I've put away the turps and pulled out the water-miscible oils. I'm using only four colors from Grumbacher's Max line of paints. These are: Cadmium Yellow Medium, Cadmium Red, Ultramarine Blue, and Ivory Black (plus Titanium White.) I've also switched to using Grumbacher synthetic bristle brushes. Last time, as you may recall, I used my natural hog bristles. That was a mistake, because the bristles swell and get somewhat floppy when wet with water. My synthetic flats worked well for today's piece, but they are still a bit too new. I'll need to wear them down a bit.

Finally, I worked on a sheet of Ampersand Gessobord sealed with Golden's GAC-100 and then a single coat of Golden Acrylic Gesso. It had just the right amount of absorbency for me.

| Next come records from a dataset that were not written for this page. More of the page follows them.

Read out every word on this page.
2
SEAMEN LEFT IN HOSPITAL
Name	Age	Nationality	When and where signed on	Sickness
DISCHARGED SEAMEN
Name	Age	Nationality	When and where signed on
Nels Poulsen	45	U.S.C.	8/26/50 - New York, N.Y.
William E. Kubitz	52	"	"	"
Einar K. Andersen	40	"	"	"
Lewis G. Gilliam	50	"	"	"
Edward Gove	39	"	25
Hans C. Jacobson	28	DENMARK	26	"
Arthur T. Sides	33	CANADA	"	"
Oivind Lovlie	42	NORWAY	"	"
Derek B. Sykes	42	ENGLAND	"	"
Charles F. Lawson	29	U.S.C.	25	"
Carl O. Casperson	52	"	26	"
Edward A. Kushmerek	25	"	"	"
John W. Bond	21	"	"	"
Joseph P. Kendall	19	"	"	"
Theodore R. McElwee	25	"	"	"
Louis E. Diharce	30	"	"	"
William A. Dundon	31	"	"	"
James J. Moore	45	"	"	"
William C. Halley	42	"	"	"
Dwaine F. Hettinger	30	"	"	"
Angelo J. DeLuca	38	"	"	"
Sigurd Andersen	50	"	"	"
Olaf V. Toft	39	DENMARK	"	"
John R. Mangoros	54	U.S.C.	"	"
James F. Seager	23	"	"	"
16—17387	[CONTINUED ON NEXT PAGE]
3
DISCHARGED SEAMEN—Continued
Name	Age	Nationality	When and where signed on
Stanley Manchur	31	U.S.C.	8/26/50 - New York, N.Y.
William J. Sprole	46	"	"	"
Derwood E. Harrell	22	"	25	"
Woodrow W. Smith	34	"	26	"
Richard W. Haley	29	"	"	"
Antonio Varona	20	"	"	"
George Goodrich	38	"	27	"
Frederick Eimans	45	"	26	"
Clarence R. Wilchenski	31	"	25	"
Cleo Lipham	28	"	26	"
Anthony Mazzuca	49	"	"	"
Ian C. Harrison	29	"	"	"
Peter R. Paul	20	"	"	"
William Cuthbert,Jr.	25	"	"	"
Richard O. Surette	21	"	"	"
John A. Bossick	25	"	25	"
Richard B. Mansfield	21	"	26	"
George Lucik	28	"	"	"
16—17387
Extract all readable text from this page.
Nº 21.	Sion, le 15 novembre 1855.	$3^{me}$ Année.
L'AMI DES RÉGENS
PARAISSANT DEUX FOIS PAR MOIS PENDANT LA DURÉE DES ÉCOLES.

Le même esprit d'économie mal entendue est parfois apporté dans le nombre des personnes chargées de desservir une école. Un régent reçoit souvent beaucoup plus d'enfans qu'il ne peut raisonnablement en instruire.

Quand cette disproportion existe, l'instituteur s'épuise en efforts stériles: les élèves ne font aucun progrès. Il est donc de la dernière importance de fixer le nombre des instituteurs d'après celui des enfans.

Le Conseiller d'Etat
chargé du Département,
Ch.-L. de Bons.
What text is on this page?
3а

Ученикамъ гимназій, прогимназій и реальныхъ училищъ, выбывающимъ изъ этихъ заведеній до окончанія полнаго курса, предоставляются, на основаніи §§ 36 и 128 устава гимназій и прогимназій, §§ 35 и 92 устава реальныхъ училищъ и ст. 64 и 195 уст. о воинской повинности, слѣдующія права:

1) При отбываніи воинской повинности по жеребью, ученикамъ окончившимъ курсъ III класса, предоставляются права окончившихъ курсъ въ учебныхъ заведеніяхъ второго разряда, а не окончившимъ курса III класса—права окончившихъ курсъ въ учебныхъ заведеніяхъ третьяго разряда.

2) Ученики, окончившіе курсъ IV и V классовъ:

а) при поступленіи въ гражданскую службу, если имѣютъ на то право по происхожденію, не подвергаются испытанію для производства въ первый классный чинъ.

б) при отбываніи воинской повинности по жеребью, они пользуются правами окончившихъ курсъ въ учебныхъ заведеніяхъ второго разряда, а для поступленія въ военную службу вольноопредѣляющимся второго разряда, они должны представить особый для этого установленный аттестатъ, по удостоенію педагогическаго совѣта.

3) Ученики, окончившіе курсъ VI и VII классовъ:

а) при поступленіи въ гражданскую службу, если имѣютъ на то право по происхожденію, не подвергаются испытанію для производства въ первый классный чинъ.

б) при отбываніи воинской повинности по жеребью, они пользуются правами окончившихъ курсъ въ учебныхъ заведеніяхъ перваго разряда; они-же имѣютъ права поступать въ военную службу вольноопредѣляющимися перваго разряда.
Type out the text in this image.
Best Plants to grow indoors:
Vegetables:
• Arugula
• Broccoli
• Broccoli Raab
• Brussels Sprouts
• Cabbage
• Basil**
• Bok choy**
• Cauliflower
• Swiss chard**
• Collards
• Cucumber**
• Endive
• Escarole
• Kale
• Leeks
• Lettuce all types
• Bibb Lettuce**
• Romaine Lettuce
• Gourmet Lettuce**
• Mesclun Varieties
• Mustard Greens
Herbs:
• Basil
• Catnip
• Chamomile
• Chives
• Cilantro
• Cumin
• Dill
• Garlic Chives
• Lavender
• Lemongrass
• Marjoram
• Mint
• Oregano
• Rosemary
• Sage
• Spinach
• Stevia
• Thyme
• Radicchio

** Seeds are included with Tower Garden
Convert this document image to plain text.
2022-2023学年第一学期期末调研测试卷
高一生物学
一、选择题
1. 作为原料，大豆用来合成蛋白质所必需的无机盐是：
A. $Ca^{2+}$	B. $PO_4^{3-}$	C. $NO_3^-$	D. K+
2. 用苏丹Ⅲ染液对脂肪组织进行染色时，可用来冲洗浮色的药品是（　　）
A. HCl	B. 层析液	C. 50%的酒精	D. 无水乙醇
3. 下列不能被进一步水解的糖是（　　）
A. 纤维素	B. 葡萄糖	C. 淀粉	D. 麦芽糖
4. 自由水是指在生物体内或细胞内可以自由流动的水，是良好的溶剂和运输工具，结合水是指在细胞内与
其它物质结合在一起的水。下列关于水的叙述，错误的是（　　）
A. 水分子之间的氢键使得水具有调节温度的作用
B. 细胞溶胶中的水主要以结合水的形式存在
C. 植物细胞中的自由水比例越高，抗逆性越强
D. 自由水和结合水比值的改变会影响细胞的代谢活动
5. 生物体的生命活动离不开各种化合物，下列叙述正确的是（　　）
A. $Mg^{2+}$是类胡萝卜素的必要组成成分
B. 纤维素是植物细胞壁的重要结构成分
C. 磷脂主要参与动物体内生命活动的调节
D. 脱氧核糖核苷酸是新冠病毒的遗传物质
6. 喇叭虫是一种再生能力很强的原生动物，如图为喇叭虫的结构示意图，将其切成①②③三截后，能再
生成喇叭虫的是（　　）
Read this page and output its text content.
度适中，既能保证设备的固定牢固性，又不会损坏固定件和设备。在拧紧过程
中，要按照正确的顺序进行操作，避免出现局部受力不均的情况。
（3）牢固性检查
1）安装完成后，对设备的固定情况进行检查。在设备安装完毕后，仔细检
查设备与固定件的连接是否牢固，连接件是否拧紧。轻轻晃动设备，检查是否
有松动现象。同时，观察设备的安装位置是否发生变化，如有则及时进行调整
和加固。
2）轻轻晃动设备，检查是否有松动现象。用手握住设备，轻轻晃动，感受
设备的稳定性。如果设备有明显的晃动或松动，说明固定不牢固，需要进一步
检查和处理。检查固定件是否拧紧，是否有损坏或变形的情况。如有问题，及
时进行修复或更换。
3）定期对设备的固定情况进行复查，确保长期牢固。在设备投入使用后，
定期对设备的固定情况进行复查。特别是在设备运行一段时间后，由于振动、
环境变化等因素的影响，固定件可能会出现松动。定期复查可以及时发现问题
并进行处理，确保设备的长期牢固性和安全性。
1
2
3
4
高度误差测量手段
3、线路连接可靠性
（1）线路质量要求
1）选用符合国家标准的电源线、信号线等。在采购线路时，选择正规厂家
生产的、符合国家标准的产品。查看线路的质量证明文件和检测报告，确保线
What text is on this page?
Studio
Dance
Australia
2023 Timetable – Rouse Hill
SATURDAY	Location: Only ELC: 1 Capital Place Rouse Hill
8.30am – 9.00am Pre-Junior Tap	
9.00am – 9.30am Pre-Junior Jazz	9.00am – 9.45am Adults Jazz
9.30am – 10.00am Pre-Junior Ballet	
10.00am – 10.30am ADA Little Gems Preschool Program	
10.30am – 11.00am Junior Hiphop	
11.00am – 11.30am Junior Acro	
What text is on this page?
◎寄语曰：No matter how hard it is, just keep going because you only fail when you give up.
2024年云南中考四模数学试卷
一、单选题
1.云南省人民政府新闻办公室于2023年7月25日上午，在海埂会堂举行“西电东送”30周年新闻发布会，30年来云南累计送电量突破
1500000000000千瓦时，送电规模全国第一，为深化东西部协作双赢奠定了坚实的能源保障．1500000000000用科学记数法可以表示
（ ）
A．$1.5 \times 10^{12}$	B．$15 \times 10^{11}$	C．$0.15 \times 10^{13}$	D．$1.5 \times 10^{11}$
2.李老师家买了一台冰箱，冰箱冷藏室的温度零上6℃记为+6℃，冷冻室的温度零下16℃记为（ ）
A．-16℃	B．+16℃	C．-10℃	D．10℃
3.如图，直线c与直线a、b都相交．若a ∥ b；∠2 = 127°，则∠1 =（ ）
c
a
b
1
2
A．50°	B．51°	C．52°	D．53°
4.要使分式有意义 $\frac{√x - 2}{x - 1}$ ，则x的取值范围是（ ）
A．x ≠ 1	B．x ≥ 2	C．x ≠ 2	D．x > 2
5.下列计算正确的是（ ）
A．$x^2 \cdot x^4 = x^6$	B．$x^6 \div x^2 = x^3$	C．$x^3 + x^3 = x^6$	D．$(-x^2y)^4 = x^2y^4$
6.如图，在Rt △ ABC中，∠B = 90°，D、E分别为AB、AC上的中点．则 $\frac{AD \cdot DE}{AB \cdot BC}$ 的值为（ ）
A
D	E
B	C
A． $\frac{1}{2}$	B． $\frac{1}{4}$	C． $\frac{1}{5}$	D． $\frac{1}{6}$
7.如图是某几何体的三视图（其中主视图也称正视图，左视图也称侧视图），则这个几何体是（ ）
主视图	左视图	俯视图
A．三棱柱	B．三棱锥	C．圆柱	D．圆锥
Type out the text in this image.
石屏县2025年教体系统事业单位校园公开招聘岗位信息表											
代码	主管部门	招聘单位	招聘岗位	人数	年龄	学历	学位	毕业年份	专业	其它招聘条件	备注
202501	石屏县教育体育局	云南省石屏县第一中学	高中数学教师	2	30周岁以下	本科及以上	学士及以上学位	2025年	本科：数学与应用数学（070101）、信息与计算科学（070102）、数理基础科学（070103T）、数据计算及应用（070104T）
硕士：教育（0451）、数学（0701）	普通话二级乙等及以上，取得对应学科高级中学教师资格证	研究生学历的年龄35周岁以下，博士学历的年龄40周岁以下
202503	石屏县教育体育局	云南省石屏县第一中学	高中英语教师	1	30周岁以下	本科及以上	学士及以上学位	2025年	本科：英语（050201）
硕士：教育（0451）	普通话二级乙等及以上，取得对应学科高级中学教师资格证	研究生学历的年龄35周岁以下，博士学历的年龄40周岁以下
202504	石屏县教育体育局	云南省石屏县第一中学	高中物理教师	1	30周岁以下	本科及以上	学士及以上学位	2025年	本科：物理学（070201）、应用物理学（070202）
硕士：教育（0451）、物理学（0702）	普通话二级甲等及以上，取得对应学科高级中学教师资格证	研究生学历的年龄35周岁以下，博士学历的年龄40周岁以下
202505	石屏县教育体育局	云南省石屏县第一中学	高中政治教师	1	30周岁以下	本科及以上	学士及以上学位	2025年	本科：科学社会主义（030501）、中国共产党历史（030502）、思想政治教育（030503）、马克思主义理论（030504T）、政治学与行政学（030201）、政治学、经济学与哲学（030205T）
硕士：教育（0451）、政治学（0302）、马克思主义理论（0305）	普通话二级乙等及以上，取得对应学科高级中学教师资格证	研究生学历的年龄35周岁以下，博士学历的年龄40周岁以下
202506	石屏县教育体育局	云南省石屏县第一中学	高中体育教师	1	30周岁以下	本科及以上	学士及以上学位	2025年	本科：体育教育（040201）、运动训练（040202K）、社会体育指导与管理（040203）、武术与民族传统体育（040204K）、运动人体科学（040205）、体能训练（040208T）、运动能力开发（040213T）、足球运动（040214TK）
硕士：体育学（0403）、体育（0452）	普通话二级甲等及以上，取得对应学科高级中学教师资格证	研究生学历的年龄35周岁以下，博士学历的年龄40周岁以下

Okay, now it's back to research!


Sunday, November 1, 2009

Sedona Plein Air Festival - Last Day

Today was the last day of the public sale. For entertainment (both for me and for visitors), I pulled out the demo I'd done on Monday and decided to finish it up. I went back to the same location at the same time and spent another 30 minutes or so pulling it together. Here's the result:

"Noontime Cliffs" 9x12, oil

After that, I decided to tackle a new piece. I had a single 8x10 left, and after popping it into an Art Cocoon, I went to town. It was a fun scene, right outside the Sedona Arts Center.

"Stop & Buy" 8x10, oil

And now, it's over. At 3 p.m., artists began to take down what paintings were left and say their goodbyes. There's always a few "orphan" artists left - those who aren't going home immediately - and I was one of them, so I had dinner with the others at the Oak Creek Brewery in Tlaquepaque. Good night, everyone!

Now it's off to bed, then packing early in the morning, and catching the shuttle to the Phoenix airport. I'm already missing my new pals, and looking forward to seeing them again next year - if not sooner.